Na prática observamos muita gente com dificuldade de identificar e diferenciar as sensações corporais. Algumas pessoas podem confundir fome com vontade de comer, ingerir comida demais e se sentir muito cheia ou até mesmo comer e nunca se sentir satisfeita. Podem comer demais quando estão ansiosas ou de menos quando estão tristes e viver com uma sensação de estranhamento em relação a alimentação.
Por que algumas pessoas enfrentam essas dificuldades e como a Psicologia explica essa distorção:
Falta de consciência corporal
A dificuldade de compreender os sinais corporais faz com que as pessoas não consigam dar ao corpo o que ele realmente precisa e isso gera uma sensação de insatisfação muito grande. Por isso é tão importante aprender a ouvir o próprio corpo.
Esse aprendizado pode acontecer de diversas formas. Algumas pessoas são mais sensoriais do que outras e já nascem com mais facilidade para observar o mundo e a si mesmas. Outras pessoas podem aprender a usar sua função sensorial ao longo da vida, através de atividades que exijam atenção ao corpo (como esportes, danças) ou através do contato com adultos que estimulam esse olhar e que ajudam a criança a observar e dar nome para suas sensações.
A grande maioria das emoções desperta em nós sensações corporais em regiões como rosto, maxilar, pescoço e tórax e por isso podem ser facilmente confundidas com a fome e com a vontade de mastigar e engolir.
É por isso que precisamos criar um espaço na nossa vida para ouvir os sinais do nosso corpo, buscando compreender do que realmente ele precisa.
Memórias
Fome e satisfação são duas sensações muito instintivas e que nos acompanham desde o primeiro dia de vida.
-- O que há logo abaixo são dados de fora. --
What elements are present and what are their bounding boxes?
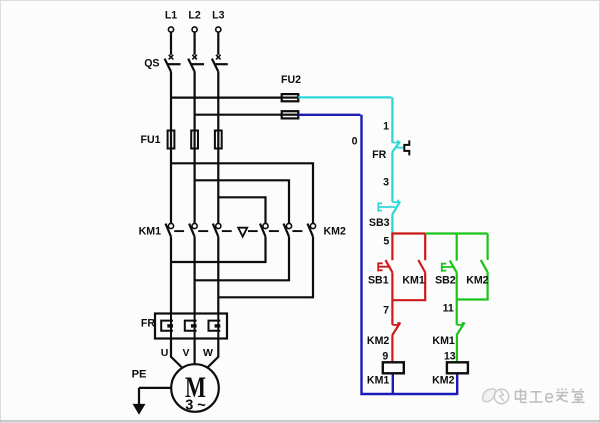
wire W to motor	[207, 339, 219, 369]
svg-text:11: 11	[443, 302, 454, 314]
thermal relay hook symbol	[404, 140, 409, 155]
wire control tap 1 to FU2 upper	[171, 96, 282, 98]
watermark text xue	[556, 388, 568, 401]
svg-text:KM1: KM1	[402, 275, 424, 287]
wire control tap 2 to FU2 lower	[195, 114, 282, 116]
wire green KM2 aux lower	[457, 272, 488, 299]
wire phase A vertical QS to KM1	[170, 72, 172, 224]
wire phase C vertical QS to KM1	[217, 72, 219, 224]
svg-text:KM1: KM1	[367, 375, 389, 387]
contactor KM1 main contact 2	[189, 223, 197, 236]
wire V to motor	[194, 339, 196, 365]
wire red rail node 5	[391, 232, 425, 234]
fuse FU1 phase A	[168, 131, 175, 149]
wire blue FU2 to bottom rail	[298, 115, 457, 395]
svg-text:5: 5	[383, 236, 389, 248]
wire KM2 pole6 lower crossover	[218, 237, 313, 298]
linkage triangle	[238, 228, 247, 237]
ground symbol	[133, 404, 144, 413]
svg-text:PE: PE	[132, 369, 147, 381]
svg-text:KM2: KM2	[466, 275, 488, 287]
contactor KM1 main contact 1	[166, 223, 174, 236]
wire red SB1 upper	[391, 234, 393, 261]
switch QS pole 1	[165, 59, 181, 72]
fuse FU1 phase B	[191, 131, 198, 149]
wire PE to motor	[139, 388, 171, 405]
switch QS pole 3	[212, 59, 228, 72]
svg-text:3: 3	[383, 177, 389, 189]
mechanical linkage dashes	[174, 230, 302, 232]
wire red node 9 to coil	[391, 336, 393, 363]
svg-text:1: 1	[383, 121, 389, 133]
svg-text:FU1: FU1	[140, 134, 160, 146]
svg-text:9: 9	[382, 351, 388, 363]
green branch	[425, 234, 487, 363]
svg-text:0: 0	[352, 136, 358, 148]
coil KM1	[383, 362, 404, 373]
bottom rule	[0, 420, 600, 422]
fuse FU2 upper	[282, 94, 299, 101]
contactor KM2 main contact 1	[260, 223, 268, 236]
svg-text:SB1: SB1	[368, 275, 389, 287]
wire KM2 pole5 lower crossover	[195, 237, 289, 281]
wire phase A through FU1	[170, 131, 172, 148]
contact FR NC (cyan)	[392, 140, 403, 152]
wire phase C through FU1	[217, 131, 219, 148]
wire KM1 pole2 lower to FR	[194, 237, 196, 315]
svg-text:KM1: KM1	[139, 226, 161, 238]
motor M circle	[171, 364, 219, 412]
svg-text:FR: FR	[141, 318, 155, 330]
FR heater phase A	[161, 314, 173, 339]
wire green SB2 lower node 11	[456, 272, 458, 324]
contactor KM1 main contact 3	[213, 223, 221, 236]
contact KM2 aux NO (green)	[481, 260, 488, 272]
watermark text gong	[530, 392, 543, 402]
FR heater phase B	[185, 314, 197, 339]
wire crossover A to KM2 pole6	[171, 163, 313, 223]
FR heater phase C	[209, 314, 221, 339]
button SB2 NO (green)	[450, 261, 457, 273]
wire KM1 pole3 lower to FR	[217, 237, 219, 315]
wire KM1 pole1 lower to FR	[170, 237, 172, 315]
contactor KM2 main contact 2	[284, 223, 292, 236]
svg-text:KM2: KM2	[367, 335, 389, 347]
svg-text:L1: L1	[165, 10, 177, 22]
thermal relay FR box	[155, 314, 227, 339]
svg-text:KM1: KM1	[432, 335, 454, 347]
svg-text:SB2: SB2	[435, 275, 456, 287]
watermark text tang	[572, 389, 585, 403]
svg-text:KM2: KM2	[324, 226, 346, 238]
wire crossover C to KM2 pole4	[218, 197, 265, 223]
wire crossover B to KM2 pole5	[195, 180, 289, 223]
svg-text:FU2: FU2	[281, 74, 301, 86]
button SB3 NC (cyan)	[378, 200, 400, 215]
control circuit colored wires	[298, 97, 487, 395]
wire cyan FU2 to node 1	[298, 97, 392, 142]
wire green rail	[425, 232, 487, 234]
fuse FU1 phase C	[215, 131, 222, 149]
svg-text:SB3: SB3	[369, 217, 390, 229]
contact KM1 aux NO (red)	[418, 260, 425, 272]
watermark text dian	[516, 388, 585, 402]
terminal L3	[216, 27, 221, 60]
svg-text:13: 13	[444, 351, 456, 363]
wire U to motor	[171, 339, 183, 369]
watermark text e	[546, 394, 553, 402]
terminal L1	[168, 27, 173, 60]
wire green SB2 upper	[456, 234, 458, 261]
svg-text:L2: L2	[188, 10, 200, 22]
wire red KM1 aux upper	[424, 234, 426, 261]
coil KM2	[447, 362, 468, 373]
wire cyan to node 5	[391, 215, 393, 233]
fuse FU2 lower	[282, 111, 299, 118]
wire green KM2 aux upper	[487, 234, 489, 260]
wire red KM1 aux lower	[392, 272, 425, 300]
contactor KM2 main contact 3	[308, 223, 316, 236]
wire phase B through FU1	[194, 131, 196, 148]
svg-text:L3: L3	[212, 10, 224, 22]
wire cyan node 3	[391, 152, 393, 202]
wire phase B vertical QS to KM1	[194, 72, 196, 224]
terminal L2	[192, 27, 197, 60]
svg-text:QS: QS	[144, 58, 159, 70]
wire red SB1 lower node 7	[391, 272, 393, 324]
contact KM1 NC interlock (green)	[457, 322, 463, 325]
svg-text:W: W	[203, 347, 213, 359]
svg-text:7: 7	[383, 304, 389, 316]
red branch	[378, 234, 425, 363]
switch QS pole 2	[188, 59, 204, 72]
svg-text:V: V	[182, 347, 189, 359]
svg-text:U: U	[161, 347, 169, 359]
wire blue under KM1 coil	[392, 374, 394, 395]
svg-text:3 ~: 3 ~	[185, 398, 206, 414]
svg-text:KM2: KM2	[432, 375, 454, 387]
watermark logo	[482, 389, 508, 404]
wire KM2 pole4 lower crossover	[171, 237, 266, 262]
button SB1 NO (red)	[386, 260, 393, 272]
wire green node 13 to coil	[456, 336, 458, 363]
svg-text:FR: FR	[372, 149, 386, 161]
contact KM2 NC interlock (red)	[392, 322, 398, 325]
Quando nascemos uma das primeiras sensações de desconforto que experimentamos é a da fome, já que dentro do útero éramos alimentados constantemente através do cordão umbilical e a sensação de fome não existia. Junto com a fome o bebê que acabou de nascer sente frio, desconforto com a luz e desamparo pois deixou de estar contido pelo pequeno espaço do útero.
Quando o bebê é alimentado ele experimenta uma sensação de alívio e conforto, não só porque sua fome está sendo saciada mas também porque a amamentação traz o prazer do contato com o corpo da mãe, do acolhimento, dos limites que amparam e do carinho.
Tudo isso acontece bem no início das nossas vidas e por isso resultam em memórias tão fortes. Mesmo que a gente não perceba é muito comum associarmos sentimentos negativos com fome e sentimentos positivos com estômago cheio e por isso seguiremos nossa vida evitando qualquer sentimento de falta e buscando situações que nos trazem um sentimento de plenitude.
Traumas
Encontramos pessoas que passaram por faltas reais em suas vidas. A falta de comida, de dinheiro, de carinho e de atenção podem criar uma ferida psicológica fazendo com que a pessoa se sinta muito angustiada e reaja defensivamente a qualquer situação onde sente que não vai ter algo que precisa. Para essas pessoas a sensação de fome pode ser insuportável e a defesa aparece através do uso da comida para se manter constantemente cheio e satisfeito.
Por isso é tão importante aprender a se observar e se questionar tentando sempre dar nome para as sensações corporais. Entender que nossa forma de se alimentar está relacionada com memórias e aprendizados do passado ajuda no processo de estabelecer novas conexões mentais. Compreender que o vazio e a sensação de plenitude nem sempre estão relacionadas com a comida nos faz ampliar a consciência sobre quem somos e do que realmente precisamos para ser feliz.